Essa espécie de solução que o psicótico arruma me fez lembrar de uma referência trazida há algum tempo por Henri Kaufmaner para pensar o uso de objetos na contemporaneidade. Trata-se de uma espécie de caranguejo conhecida como Bernardo Eremita. Esse caranguejo utiliza-se de conchas encontradas em seu habitat para serem fixadas na parte posterior de seu corpo e tem como função protegê-lo dos predadores, além de reter água para manter a umidade. Em alguns casos, o Bernardo Eremita encontra outros objetos para fazer a função da concha e muitas vezes são objetos jogados pelos humanos nas praias, como tampa de refrigerante, pedaço de garrafa e até mesmo cabeça de boneca, conforme divulgado nessa reportagem. Isso que para nós humanos é lixo, para esse bicho é uma morada. Eis aí um belo exemplo de invenção pela gambiarra: algo que se constitui como proteção a partir do dejeto.
O lugar de dejeto, de sujeitos que se encontram à deriva, à margem ou sem lugar, aparece como tema da nossa jornada intitulada “há algo de novo na psicose…ainda”. O nosso grupo de trabalho, coordenado por Frederico Feu, tem feito encontros para divulgar os principais pontos dessa discussão que se estenderá ao longo do ano nos seminários preparatórios da jornada. Estamos às voltas com o novo texto de Sérgio Laia que será publicado em breve na Revista Curinga 55, mas que já se encontra disponível nesse site na aba “textos de orientação”. Trata-se de um texto envolvente e elucidativo que propõe ao analista operar com as psicoses de nosso tempo a partir do feminino, pelo furo. O não-todo fálico comporta a dimensão fônica do falo e esse aspecto falacioso é o que permite ao sujeito psicótico vacilar a certeza que lhe é imposta. Dessa maneira, o sujeito psicótico em análise está autorizado e o analista é testemunho da criação de um outro lugar, a partir de uma transmutação, segundo Simone Souto (citado por Laia), “do lugar nenhum, marcado e assolado pela segregação e pelo negativo, em lugar de mais ninguém, eivado do gozo, ou seja, de uma satisfação, não negativizável”.
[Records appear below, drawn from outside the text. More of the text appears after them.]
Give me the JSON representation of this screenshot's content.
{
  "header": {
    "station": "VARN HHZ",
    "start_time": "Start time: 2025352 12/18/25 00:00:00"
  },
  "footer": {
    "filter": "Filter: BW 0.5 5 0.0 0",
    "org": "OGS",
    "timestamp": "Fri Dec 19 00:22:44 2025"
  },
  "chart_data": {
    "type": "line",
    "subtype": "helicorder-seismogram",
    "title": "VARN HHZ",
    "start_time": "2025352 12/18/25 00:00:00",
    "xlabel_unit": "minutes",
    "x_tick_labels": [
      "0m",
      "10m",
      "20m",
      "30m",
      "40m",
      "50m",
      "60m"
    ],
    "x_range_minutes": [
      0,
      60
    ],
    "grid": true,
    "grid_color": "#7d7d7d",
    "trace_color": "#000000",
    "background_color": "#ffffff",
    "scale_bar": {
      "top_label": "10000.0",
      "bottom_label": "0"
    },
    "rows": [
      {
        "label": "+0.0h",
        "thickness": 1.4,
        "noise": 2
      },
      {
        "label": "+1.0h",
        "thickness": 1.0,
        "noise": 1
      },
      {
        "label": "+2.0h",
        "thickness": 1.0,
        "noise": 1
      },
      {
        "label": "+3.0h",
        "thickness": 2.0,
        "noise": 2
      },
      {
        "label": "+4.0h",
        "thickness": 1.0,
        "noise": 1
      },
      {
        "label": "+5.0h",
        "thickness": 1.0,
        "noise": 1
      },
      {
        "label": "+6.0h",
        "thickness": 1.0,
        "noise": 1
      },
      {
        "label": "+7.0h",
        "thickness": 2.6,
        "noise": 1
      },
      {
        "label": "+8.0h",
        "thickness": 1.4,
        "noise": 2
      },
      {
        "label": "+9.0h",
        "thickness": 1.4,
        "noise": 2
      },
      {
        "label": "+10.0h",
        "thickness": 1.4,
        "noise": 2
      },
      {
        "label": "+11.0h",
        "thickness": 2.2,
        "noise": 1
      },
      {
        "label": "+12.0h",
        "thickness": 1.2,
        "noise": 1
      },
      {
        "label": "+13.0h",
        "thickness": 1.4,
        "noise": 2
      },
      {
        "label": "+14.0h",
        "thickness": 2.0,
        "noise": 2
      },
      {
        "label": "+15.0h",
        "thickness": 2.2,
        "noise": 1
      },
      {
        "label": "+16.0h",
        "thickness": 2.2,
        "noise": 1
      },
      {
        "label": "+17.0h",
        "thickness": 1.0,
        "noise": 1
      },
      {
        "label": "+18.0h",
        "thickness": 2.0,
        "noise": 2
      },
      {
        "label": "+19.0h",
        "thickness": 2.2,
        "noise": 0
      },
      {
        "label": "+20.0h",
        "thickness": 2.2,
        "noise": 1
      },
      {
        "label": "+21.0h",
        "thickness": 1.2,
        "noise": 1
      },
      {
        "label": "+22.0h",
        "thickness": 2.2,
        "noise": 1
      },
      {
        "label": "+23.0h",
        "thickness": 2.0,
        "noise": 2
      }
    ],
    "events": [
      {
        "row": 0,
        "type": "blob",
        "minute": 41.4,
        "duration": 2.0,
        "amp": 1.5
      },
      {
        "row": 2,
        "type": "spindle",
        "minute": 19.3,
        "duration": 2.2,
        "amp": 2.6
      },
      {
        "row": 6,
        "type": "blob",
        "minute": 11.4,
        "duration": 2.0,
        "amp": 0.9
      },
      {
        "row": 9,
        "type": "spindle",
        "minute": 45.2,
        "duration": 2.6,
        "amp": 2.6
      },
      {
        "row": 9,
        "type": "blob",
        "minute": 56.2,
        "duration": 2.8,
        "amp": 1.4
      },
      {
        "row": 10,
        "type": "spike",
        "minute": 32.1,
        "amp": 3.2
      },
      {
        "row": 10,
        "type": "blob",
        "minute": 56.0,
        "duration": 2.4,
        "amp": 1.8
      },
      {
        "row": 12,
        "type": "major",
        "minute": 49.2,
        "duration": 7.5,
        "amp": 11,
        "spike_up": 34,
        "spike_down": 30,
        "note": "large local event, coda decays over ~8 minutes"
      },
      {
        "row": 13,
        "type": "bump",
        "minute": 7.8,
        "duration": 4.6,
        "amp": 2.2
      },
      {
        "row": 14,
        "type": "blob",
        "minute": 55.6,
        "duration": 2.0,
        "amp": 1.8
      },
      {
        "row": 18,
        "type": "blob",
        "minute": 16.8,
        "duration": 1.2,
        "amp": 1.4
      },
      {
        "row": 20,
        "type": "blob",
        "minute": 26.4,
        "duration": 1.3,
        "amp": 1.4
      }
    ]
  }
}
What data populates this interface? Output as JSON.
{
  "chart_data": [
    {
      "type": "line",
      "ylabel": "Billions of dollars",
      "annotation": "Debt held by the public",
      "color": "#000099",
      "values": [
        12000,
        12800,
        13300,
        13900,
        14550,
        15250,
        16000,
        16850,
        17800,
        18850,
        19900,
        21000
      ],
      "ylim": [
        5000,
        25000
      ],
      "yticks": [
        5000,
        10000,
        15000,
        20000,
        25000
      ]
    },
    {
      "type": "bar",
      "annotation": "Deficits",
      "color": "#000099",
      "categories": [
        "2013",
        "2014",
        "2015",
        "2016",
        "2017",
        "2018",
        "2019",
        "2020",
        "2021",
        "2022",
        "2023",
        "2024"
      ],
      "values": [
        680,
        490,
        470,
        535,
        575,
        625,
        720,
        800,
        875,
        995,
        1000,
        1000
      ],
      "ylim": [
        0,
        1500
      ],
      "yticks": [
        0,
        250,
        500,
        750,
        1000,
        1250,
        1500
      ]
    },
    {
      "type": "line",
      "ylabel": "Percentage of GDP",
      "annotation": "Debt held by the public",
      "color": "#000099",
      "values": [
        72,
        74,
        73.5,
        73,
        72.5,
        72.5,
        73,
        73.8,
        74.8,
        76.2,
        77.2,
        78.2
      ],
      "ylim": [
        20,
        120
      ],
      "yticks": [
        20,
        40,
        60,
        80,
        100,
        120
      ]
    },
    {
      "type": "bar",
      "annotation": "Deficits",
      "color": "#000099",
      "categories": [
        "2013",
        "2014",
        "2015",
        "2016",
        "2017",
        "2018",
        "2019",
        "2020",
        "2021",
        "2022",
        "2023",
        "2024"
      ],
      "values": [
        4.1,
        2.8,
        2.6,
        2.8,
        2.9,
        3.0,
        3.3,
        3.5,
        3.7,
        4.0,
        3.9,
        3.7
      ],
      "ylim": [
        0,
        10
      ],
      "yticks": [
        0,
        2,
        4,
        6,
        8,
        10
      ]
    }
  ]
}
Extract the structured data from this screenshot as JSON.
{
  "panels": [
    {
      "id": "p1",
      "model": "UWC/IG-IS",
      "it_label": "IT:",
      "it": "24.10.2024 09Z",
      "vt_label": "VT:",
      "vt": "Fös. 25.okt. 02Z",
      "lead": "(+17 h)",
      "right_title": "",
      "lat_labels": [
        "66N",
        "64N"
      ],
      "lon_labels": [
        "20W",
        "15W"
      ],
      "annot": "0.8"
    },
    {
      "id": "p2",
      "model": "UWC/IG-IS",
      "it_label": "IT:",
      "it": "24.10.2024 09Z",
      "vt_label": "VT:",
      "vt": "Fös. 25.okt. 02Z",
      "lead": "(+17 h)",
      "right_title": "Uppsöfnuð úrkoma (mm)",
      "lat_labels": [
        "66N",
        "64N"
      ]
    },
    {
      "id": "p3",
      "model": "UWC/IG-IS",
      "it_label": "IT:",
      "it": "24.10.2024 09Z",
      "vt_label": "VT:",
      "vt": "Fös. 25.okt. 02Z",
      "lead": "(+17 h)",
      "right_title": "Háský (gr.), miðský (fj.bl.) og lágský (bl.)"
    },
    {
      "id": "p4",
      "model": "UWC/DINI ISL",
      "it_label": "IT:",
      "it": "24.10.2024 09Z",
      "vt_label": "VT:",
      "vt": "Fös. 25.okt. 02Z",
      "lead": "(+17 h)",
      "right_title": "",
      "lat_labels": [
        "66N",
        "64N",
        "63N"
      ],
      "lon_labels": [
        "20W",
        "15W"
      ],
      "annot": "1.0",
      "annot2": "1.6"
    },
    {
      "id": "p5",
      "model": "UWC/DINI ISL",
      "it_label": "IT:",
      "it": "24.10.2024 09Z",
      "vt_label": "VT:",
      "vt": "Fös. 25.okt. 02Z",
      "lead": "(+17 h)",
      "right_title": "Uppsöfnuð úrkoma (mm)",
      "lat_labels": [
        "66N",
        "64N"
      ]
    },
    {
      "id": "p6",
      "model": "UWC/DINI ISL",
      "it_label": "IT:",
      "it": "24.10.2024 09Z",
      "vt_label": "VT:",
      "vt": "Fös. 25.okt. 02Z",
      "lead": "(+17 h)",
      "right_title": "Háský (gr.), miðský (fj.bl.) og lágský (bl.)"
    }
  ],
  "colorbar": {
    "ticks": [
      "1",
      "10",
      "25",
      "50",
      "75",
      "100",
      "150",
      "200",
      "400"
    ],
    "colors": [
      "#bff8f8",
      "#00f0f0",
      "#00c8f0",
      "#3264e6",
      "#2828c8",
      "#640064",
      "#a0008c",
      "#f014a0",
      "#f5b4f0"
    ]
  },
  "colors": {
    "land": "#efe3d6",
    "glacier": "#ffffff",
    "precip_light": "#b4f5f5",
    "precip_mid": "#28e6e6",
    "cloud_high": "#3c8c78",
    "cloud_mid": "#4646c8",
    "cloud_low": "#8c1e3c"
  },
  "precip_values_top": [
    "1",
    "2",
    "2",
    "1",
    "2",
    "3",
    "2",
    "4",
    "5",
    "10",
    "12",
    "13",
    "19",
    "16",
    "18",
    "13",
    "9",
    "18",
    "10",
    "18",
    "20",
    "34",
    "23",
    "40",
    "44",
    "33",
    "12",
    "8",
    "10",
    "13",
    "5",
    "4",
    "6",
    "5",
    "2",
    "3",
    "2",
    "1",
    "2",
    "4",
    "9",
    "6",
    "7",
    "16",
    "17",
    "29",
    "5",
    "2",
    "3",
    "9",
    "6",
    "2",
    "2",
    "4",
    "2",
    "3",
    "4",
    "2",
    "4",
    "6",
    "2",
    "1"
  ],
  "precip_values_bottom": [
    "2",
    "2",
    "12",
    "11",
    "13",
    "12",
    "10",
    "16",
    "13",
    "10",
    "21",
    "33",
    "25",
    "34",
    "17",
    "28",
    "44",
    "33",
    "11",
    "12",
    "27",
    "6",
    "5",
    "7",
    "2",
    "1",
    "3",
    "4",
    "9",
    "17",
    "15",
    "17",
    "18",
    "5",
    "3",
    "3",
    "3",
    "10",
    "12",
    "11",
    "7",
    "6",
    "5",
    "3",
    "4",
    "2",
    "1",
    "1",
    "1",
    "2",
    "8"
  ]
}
A construção desse lugar, lugar de mais ninguém, é como “um círculo queimado na mata das pulsões” e pode ser construído em análise, por esse novo modo de amor chamado transferência. Essa construção é feita de pontuações que permite ao sujeito psicótico empenhar-se, como nos diz Laurent, no esforço constante de traduzir a língua.
Para clarear esse ponto, Laia utiliza-se de Joyce, em seu monólogo de Molly Bloom. Inventar com a língua seria também uma espécie de gambiarra? Valho-me do texto “Monólogo da apparola”, também de Miller, para evocar a dimensão de aparelhagem da língua, que mais tem a ver com lalangue. Penso que esse aparelho gambiarra que se faz com a língua é o que permite uma certa inserção do uso de peças soltas que o psicótico faz para se conectar à sua maneira com seu corpo e com o Outro. Lembro-me que, durante o último encontro do nosso grupo grampo, Yolanda Vilela remeteu a um caso de psicose que ela acompanha, que pôde encontrar certa tranquilidade quando incorporou algo desse objeto olhar invasivo do Outro no próprio corpo. Devemos pensar o tratamento da psicose hoje, se tomarmos o não todo fálico como orientador, como um para além do secretariado do gozo do Outro? Ou seja, pela incorporação de algo deixado às margens como um para além do falo?